Because of the tremendous suffering during the two World Wars and the interwar economic and social hardship, world leaders decided – when they adopted the Charter of the United Nations in 1945, the Universal Declaration of Human Rights in 1948 and subsequent instruments including the binding Covenants on economic, social and cultural rights, and political and civil rights in 1966 – to introduce safeguards against violation of human rights like the right to work, earn a remunerative wage in a decent environment, access adequate and balanced food, healthcare, quality education for all and equitable sharing of the benefits of economic growth etc.
From 1945 to 1975, the world enjoyed a period of relative peace and security and the golden economic environment resulted in the overall improvement in peoples’ welfare. In Africa and other developing countries, the benefits of peace and economic growth manifested themselves in falling death rates and rapid population growth.
Studies conducted by the World Bank in the 1980s and 1990s concluded that Africa was not doing well economically and socially largely because of distortions in the domestic domain. In its 1994 report entitled Adjustment in Africa: Reforms, Results, and the road ahead, the Bank noted that although there was no single explanation for Africa’s poor performance, economic decline was due in large part to poor domestic policies at macroeconomic and sector levels.
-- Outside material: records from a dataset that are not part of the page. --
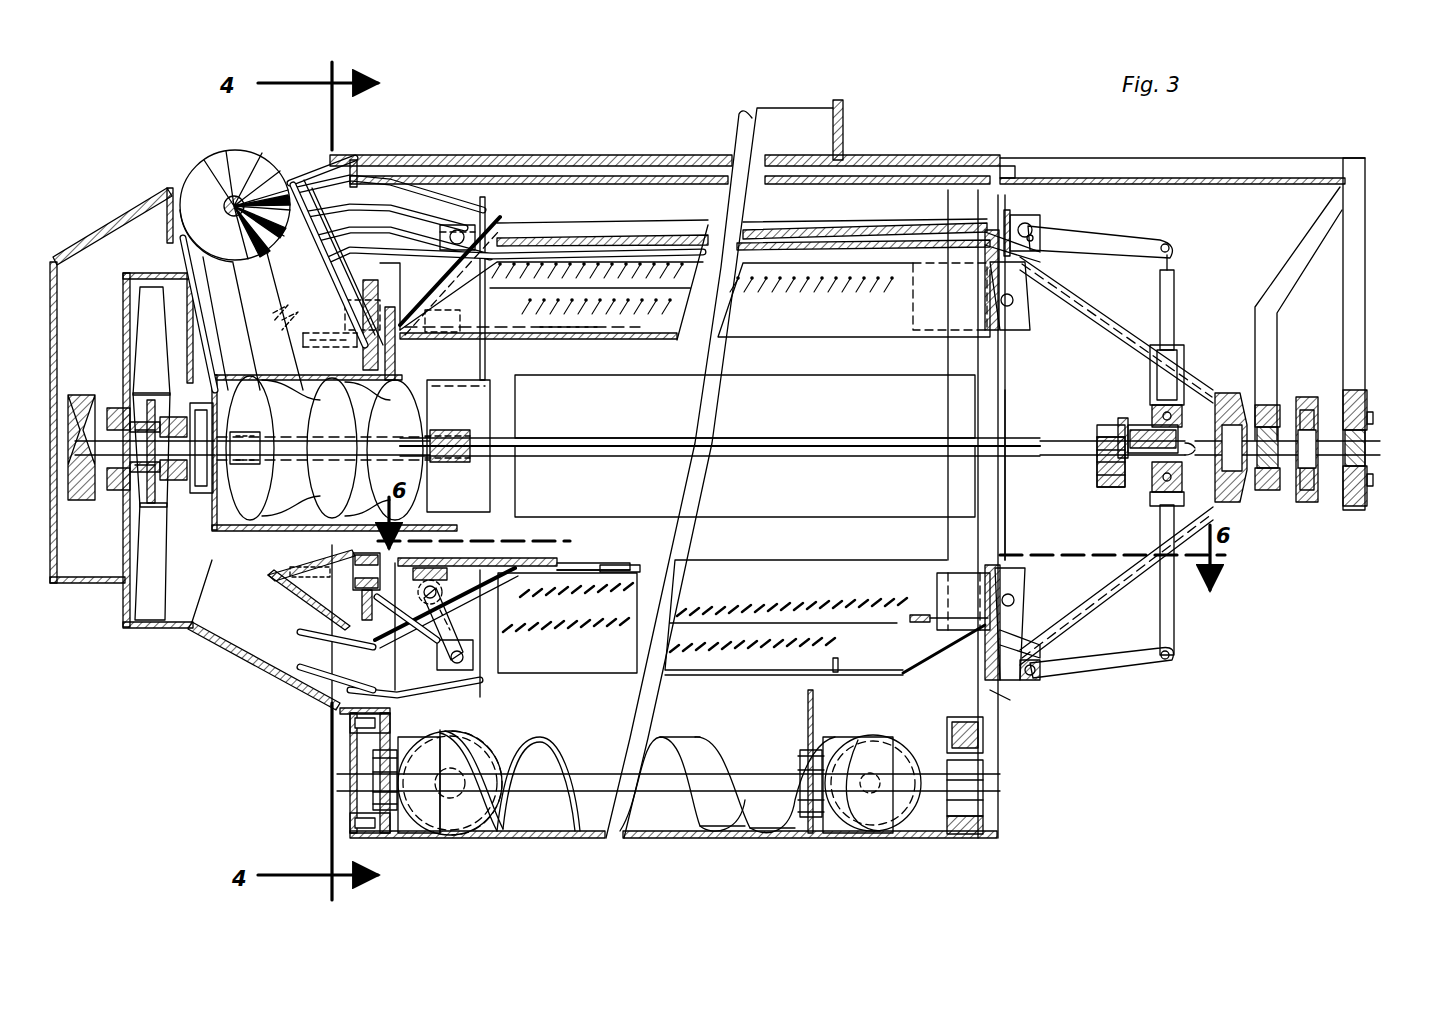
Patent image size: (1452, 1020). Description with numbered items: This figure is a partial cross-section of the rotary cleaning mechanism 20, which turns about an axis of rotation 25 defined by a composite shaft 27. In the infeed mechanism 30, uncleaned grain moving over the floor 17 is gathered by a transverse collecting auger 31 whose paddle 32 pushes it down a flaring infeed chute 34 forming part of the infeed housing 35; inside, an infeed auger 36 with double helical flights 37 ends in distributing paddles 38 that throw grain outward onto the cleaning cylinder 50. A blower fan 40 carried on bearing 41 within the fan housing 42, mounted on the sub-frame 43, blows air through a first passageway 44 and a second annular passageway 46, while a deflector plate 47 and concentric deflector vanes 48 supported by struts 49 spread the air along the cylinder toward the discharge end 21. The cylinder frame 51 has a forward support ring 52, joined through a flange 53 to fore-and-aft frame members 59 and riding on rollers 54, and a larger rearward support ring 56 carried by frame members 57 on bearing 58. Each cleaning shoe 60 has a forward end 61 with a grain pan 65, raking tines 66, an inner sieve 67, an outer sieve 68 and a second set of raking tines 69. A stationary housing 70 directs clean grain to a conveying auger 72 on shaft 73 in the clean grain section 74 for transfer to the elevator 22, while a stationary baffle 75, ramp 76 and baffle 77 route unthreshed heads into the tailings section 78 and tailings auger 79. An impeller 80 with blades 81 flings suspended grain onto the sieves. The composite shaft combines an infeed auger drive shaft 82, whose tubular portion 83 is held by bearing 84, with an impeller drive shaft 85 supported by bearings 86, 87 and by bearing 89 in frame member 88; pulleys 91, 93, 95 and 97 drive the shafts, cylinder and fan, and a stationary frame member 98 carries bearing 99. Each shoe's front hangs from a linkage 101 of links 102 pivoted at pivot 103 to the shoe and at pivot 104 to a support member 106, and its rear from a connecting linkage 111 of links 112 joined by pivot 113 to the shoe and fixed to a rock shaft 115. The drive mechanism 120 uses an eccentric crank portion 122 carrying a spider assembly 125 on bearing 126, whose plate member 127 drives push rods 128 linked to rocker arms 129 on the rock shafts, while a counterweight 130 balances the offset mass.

The floor 17 is at (398, 155).
The cleaning mechanism 20 is at (205, 720).
The discharge end 21 is at (1232, 646).
The elevator 22 is at (458, 835).
The axis of rotation 25 is at (1376, 450).
The composite shaft 27 is at (1010, 452).
The infeed mechanism 30 is at (232, 762).
The collecting auger 31 is at (232, 150).
The paddle 32 is at (230, 214).
The infeed chute 34 is at (235, 317).
The infeed housing 35 is at (262, 532).
The infeed auger 36 is at (325, 527).
The double helical flights 37 is at (325, 378).
The distributing paddles 38 is at (470, 385).
The blower fan 40 is at (147, 592).
The bearing 41 is at (165, 482).
The fan housing 42 is at (232, 646).
The sub-frame 43 is at (350, 724).
The first passageway 44 is at (300, 555).
The second annular passageway 46 is at (272, 618).
The deflector plate 47 is at (488, 548).
The deflector vanes 48 is at (300, 645).
The struts 49 is at (192, 625).
The cleaning cylinder 50 is at (580, 690).
The frame 51 is at (1026, 220).
The forward support ring 52 is at (365, 610).
The flange 53 is at (320, 286).
The rollers 54 is at (360, 512).
The rearward support ring 56 is at (993, 698).
The frame members 57 is at (1090, 585).
The bearing 58 is at (1250, 462).
The fore-and-aft frame members 59 is at (598, 238).
The cleaning shoes 60 is at (880, 673).
The forward end 61 is at (425, 342).
The grain pan 65 is at (525, 340).
The raking tines 66 is at (600, 345).
The inner sieve 67 is at (640, 290).
The outer sieve 68 is at (702, 655).
The second set of raking tines 69 is at (950, 606).
The stationary housing 70 is at (560, 180).
The conveying auger 72 is at (572, 820).
The shaft 73 is at (345, 790).
The clean grain section 74 is at (686, 812).
The stationary baffle 75 is at (806, 716).
The ramp 76 is at (920, 660).
The baffle 77 is at (840, 675).
The tailings section 78 is at (935, 812).
The tailings auger 79 is at (898, 740).
The impeller 80 is at (1000, 393).
The blades 81 is at (778, 436).
The infeed auger drive shaft 82 is at (72, 492).
The tubular portion 83 is at (296, 462).
The bearing 84 is at (178, 405).
The impeller drive shaft 85 is at (1040, 458).
The bearing 86 is at (250, 420).
The bearing 87 is at (460, 430).
The frame member 88 is at (1362, 272).
The bearing 89 is at (1372, 420).
The pulley 91 is at (1305, 470).
The pulley 93 is at (1233, 398).
The pulley 95 is at (100, 390).
The pulley 97 is at (113, 345).
The stationary frame member 98 is at (1305, 243).
The bearing 99 is at (1270, 410).
The linkage 101 is at (478, 252).
The links 102 is at (466, 325).
The pivot 103 is at (436, 580).
The pivot 104 is at (480, 662).
The support member 106 is at (425, 704).
The connecting linkage 111 is at (1035, 258).
The links 112 is at (1022, 290).
The pivot 113 is at (1005, 560).
The rock shaft 115 is at (1045, 224).
The drive mechanism 120 is at (1195, 668).
The eccentric crank portion 122 is at (1145, 425).
The spider assembly 125 is at (1180, 308).
The bearing 126 is at (1150, 460).
The plate member 127 is at (1172, 385).
The push rods 128 is at (1160, 288).
The rocker arm 129 is at (1128, 238).
The counterweight 130 is at (1098, 484).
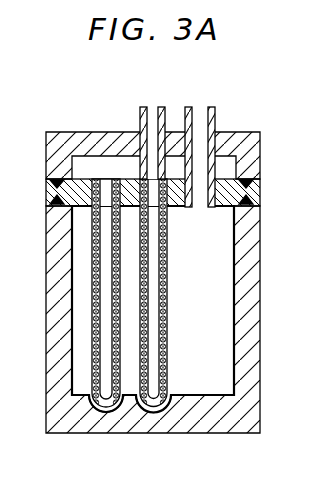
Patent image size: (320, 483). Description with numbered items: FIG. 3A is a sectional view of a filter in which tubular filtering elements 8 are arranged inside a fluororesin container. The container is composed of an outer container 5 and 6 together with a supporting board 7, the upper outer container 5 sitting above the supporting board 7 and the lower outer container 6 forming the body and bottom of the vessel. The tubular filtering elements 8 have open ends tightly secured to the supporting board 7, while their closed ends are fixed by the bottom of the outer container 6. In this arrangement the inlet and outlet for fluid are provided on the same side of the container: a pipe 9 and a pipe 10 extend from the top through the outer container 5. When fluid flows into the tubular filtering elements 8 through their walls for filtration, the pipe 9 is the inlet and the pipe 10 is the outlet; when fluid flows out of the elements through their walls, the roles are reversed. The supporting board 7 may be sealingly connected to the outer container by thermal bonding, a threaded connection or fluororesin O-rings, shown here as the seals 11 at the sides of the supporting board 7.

The outer container 5 is at (253, 165).
The outer container 6 is at (243, 310).
The supporting board 7 is at (260, 195).
The tubular filtering elements 8 is at (166, 257).
The pipe 9 is at (201, 112).
The pipe 10 is at (152, 110).
The O-ring seals 11 is at (52, 200).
The distortions were compressed into state intervention in production and economic regulation; overvalued exchange rates; large and prolonged budget deficits that undermined macroeconomic stability needed for long-term growth; protectionist trade policies and government monopolies through nationalized enterprises and financial institutions that reduced competition vital for increasing productivity; and a bias against exports especially of agricultural produce through heavy taxation.
The Bank recommended a new development paradigm (structural adjustment) to correct these policy distortions. It called for the state to be limited to the provision of basic services and a stable policy environment; promotion of exports with a focus on agriculture; promotion of private sector; maintenance of macroeconomic stability; and avoidance of overvalued exchange rates.